Extracellular calcium is normally controlled very tightly by two interrelated hormones, namely parathyroid hormone (PTH) and vitamin D. There is a sigmoidal inverse relationship between serum calcium levels and PTH levels, such that a decrease in serum calcium results in increased PTH and vice versa.

Familial hypocalciuric hypercalcaemia is a congenital variation in the sensitivity of the calcium-sensing receptor, with a reduced sensitivity to serum calcium and so a higher set point of serum calcium at which the PTH is turned down. Serum calcium is high, as is PTH, but urine 24-hour calcium excretion is low.

Milk–alkali syndrome is less common now that histamine receptor antagonists and proton pump inhibitors are the mainstay treatment of hyperacidity syndromes of the stomach. The use of antacids together with the ingestion of milk products results in increased absorption and mild hypercalcaemia. While there has been a reduction in the presentation of milk–alkali syndrome from these less-used drugs, there have been a number of case reports of similar presentations in those using large doses of calcium carbonate, which provides both calcium and alkali. High calcium level together with high bicarbonate and perhaps some renal impairment should prompt the GP to ask about calcium carbonate intake.

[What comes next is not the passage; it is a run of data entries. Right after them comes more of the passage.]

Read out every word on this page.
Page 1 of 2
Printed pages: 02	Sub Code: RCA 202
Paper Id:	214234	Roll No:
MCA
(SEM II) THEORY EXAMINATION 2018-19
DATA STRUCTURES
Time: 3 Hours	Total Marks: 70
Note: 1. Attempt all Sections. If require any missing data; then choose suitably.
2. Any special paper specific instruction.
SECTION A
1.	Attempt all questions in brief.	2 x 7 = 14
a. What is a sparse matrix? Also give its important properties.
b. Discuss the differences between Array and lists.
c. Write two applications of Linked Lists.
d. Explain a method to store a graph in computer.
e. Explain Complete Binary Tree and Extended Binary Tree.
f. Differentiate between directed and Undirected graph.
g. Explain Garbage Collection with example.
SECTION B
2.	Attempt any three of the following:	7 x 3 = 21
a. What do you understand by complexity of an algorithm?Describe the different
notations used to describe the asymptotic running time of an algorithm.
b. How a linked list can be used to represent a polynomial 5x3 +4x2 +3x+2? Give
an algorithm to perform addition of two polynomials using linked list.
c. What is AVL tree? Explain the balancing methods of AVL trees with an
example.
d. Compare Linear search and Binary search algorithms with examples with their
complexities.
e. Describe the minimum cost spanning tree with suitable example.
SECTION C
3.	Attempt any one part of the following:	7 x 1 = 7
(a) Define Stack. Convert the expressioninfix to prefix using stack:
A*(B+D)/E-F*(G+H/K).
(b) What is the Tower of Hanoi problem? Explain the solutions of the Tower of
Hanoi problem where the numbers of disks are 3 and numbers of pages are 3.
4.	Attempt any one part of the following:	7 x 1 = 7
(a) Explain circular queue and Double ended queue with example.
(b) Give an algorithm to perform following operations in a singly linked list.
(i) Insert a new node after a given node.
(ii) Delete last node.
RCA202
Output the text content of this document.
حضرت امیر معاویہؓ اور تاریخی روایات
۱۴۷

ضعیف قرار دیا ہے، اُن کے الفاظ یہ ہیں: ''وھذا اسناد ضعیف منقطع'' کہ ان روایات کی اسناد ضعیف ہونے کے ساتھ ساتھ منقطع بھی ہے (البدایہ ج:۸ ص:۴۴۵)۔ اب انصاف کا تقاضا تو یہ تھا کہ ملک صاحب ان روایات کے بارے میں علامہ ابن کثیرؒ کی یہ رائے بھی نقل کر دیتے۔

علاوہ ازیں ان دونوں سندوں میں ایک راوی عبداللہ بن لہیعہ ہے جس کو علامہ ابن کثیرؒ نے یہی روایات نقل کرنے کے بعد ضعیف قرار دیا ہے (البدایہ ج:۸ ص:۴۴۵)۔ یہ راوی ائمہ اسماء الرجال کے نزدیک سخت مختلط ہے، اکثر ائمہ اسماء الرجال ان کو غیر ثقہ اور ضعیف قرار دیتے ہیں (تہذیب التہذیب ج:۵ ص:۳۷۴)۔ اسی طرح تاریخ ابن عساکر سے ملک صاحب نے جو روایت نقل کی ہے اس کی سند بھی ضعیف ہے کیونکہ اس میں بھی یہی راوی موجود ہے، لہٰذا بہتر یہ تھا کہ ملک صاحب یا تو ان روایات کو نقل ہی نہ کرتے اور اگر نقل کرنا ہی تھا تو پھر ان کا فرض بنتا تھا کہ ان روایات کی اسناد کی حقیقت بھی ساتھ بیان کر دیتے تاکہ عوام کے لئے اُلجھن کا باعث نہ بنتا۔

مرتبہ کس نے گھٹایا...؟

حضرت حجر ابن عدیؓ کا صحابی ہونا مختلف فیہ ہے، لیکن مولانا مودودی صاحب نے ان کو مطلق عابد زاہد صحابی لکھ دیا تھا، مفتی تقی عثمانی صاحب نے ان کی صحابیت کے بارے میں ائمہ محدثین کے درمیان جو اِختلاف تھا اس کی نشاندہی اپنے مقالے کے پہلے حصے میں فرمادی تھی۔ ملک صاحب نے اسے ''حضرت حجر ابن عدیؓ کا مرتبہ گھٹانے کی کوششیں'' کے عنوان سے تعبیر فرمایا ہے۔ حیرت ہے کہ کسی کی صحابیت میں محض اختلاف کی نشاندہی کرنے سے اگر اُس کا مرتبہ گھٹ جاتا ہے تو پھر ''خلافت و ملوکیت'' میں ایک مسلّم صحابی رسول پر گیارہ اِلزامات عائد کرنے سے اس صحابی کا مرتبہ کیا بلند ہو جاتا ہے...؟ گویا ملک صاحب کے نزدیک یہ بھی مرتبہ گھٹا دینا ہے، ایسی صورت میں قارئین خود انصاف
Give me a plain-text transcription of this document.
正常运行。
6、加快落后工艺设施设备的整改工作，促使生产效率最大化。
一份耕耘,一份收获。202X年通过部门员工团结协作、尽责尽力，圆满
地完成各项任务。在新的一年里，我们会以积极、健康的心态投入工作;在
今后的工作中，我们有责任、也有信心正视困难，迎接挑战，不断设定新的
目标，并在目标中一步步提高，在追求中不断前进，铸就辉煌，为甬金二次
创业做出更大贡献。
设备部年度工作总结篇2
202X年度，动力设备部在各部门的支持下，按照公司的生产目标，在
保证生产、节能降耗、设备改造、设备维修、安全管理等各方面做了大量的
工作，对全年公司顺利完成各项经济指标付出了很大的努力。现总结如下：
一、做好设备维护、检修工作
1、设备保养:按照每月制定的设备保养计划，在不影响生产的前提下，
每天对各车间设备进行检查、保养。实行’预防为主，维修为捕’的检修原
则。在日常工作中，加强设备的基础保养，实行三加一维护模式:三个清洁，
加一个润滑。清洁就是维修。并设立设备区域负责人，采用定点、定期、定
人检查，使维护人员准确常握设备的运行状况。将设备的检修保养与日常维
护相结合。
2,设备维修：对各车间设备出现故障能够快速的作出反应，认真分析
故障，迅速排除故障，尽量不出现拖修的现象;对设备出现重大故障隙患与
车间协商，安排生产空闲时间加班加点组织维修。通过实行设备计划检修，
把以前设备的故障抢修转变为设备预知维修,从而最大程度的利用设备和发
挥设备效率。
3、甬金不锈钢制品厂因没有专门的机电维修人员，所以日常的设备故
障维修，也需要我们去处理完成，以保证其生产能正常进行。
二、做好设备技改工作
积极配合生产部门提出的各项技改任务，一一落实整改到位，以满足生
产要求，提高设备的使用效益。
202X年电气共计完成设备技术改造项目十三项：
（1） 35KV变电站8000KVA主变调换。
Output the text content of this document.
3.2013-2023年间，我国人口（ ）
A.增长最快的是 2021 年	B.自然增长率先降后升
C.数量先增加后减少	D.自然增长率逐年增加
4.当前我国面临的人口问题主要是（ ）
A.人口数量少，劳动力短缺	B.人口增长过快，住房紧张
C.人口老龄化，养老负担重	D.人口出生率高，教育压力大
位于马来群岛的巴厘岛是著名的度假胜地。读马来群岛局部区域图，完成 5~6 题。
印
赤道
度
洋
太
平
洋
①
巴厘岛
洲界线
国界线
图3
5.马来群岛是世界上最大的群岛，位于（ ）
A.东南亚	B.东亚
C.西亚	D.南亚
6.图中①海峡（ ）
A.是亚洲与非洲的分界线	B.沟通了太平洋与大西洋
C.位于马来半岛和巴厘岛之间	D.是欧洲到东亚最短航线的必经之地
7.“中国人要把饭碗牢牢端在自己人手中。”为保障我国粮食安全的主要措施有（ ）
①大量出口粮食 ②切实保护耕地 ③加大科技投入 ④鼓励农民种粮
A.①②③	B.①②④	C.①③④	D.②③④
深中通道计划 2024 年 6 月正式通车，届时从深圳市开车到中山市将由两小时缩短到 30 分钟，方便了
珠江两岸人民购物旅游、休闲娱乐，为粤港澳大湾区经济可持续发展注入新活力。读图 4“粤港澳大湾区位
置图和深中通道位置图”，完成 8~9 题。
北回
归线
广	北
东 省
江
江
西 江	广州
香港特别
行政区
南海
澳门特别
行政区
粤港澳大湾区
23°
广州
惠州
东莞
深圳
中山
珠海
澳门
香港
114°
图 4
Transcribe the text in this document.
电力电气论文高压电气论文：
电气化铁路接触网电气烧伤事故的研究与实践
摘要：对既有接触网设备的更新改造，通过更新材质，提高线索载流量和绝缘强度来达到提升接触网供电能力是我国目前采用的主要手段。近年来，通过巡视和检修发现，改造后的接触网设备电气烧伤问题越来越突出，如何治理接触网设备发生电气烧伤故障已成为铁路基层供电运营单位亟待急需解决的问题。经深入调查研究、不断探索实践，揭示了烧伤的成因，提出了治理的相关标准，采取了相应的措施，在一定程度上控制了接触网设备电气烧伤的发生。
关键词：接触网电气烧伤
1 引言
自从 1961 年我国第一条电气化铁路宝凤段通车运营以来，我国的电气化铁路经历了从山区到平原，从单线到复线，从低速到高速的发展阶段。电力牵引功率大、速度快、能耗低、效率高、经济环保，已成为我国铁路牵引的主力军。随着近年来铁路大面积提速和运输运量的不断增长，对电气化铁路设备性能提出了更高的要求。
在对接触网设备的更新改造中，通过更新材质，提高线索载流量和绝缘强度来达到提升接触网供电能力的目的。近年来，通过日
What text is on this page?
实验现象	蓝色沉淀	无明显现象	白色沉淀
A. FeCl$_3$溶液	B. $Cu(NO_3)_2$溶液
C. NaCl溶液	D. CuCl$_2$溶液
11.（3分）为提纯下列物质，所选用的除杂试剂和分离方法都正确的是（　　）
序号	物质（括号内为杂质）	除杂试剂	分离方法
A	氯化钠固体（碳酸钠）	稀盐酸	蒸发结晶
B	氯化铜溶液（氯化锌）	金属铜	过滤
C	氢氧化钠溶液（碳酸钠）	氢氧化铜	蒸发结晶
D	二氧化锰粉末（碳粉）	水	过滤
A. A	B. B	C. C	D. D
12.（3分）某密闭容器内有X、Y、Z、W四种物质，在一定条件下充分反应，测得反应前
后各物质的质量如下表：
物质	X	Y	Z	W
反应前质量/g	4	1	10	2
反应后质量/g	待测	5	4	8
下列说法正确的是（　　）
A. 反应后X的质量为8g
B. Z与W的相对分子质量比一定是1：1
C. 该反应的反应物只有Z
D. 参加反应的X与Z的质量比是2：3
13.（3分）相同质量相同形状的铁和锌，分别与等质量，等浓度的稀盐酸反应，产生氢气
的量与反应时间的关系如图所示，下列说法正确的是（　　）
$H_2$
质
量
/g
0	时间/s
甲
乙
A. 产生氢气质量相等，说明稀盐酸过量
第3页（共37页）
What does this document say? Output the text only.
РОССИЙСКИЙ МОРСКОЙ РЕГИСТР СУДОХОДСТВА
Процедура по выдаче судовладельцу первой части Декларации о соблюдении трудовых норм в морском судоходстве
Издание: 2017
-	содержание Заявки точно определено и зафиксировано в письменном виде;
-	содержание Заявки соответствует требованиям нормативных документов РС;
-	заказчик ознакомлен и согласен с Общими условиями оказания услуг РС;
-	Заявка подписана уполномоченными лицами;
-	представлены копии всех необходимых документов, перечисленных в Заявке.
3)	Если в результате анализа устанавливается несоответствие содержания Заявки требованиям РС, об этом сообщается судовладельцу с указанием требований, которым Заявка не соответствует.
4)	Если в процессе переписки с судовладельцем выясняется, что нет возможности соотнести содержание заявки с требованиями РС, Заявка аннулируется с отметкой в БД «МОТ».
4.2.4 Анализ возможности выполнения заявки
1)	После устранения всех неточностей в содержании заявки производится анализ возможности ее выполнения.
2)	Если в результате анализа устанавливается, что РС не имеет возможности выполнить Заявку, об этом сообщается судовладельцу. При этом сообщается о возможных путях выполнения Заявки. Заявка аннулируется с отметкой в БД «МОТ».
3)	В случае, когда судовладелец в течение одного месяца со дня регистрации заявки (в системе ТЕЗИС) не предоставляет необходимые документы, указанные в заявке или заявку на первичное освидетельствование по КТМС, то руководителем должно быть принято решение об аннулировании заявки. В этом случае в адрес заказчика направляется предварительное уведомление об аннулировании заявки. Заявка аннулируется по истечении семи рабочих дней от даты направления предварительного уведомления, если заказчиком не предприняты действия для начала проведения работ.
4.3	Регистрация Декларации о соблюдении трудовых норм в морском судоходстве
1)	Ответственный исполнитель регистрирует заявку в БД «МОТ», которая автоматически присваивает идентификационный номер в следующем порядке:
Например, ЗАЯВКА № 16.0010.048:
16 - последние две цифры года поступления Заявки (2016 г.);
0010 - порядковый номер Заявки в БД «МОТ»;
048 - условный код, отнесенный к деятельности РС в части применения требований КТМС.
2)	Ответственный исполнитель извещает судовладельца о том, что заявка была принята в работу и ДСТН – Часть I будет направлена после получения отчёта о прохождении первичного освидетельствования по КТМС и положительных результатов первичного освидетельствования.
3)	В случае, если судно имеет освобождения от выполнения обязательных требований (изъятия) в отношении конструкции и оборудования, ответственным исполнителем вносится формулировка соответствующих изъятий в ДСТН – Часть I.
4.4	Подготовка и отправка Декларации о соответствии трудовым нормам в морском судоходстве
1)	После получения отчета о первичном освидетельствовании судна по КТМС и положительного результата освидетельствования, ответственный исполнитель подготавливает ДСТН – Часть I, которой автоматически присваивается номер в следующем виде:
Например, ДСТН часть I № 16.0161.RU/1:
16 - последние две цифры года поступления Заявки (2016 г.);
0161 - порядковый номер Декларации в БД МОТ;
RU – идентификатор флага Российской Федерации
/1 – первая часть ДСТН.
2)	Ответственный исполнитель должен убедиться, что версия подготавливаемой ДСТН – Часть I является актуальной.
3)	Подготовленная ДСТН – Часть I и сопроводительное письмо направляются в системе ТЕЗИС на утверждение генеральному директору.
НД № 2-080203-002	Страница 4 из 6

PTH-dependent hypercalcaemia can be due to primary hyperparathyroidism, less commonly secondary hyperparathyroidism, or tertiary hyperparathyroidism. Secondary hyperparathyroidism often does not result in hypercalcaemia alone, as it is an appropriate response to maintain calcium levels. This occurs in the situation of vitamin D deficiency, where high parathyroid levels maintain serum calcium when vitamin D levels are insufficient to provide enough gut and renal absorption to do so. Primary hyperparathyroidism may be due to a parathyroid adenoma, or adenomas on their own or in the setting of MEN1 syndrome of pituitary tumours, hyperparathyroidism and pancreatic tumours, or MEN2 with medullary thyroid cancer and phaeochromocytoma. Parathyroid adenomas are most commonly sporadic and not part of another syndrome, and are mostly single-gland adenomas. Less commonly, PTH-secreting thymus tumours can produce the parathyroid hormone excess. Tertiary hyperparathyroidism is thought to occur through long-standing secondary hyperparathyroidism, which then causes irreversible parathyroid gland hyperplasia and autonomous function.

PTH-independent causes of hypercalcaemia are usually due to excesses in active vitamin D, or lytic lesions of the bone. The far less common production of PTHrp (PTH-related protein) is usually associated with squamous cell carcinomas, or renal, bladder, breast or ovarian cancers. The conditions that result in excess active vitamin D (1,25-dihydroxy vitamin D) are excess intake of calcitriol, or granulomatous diseases such as sarcoid, tuberculosis and lymphoma, both non-Hodgkins and Hodgkins. In these conditions the macrophages in the granulomata convert the inactive vitamin D to active vitamin D without the need for PTH, which normally carries this out by stimulating the 1-alpha-hydroxylase enzyme in the kidneys.

Other causes such as multiple myeloma and breast cancer are the two more common malignancies that can lead to lytic bone lesions and uncontrolled release of calcium into the extracellular fluid, independently of a suppressed PTH level.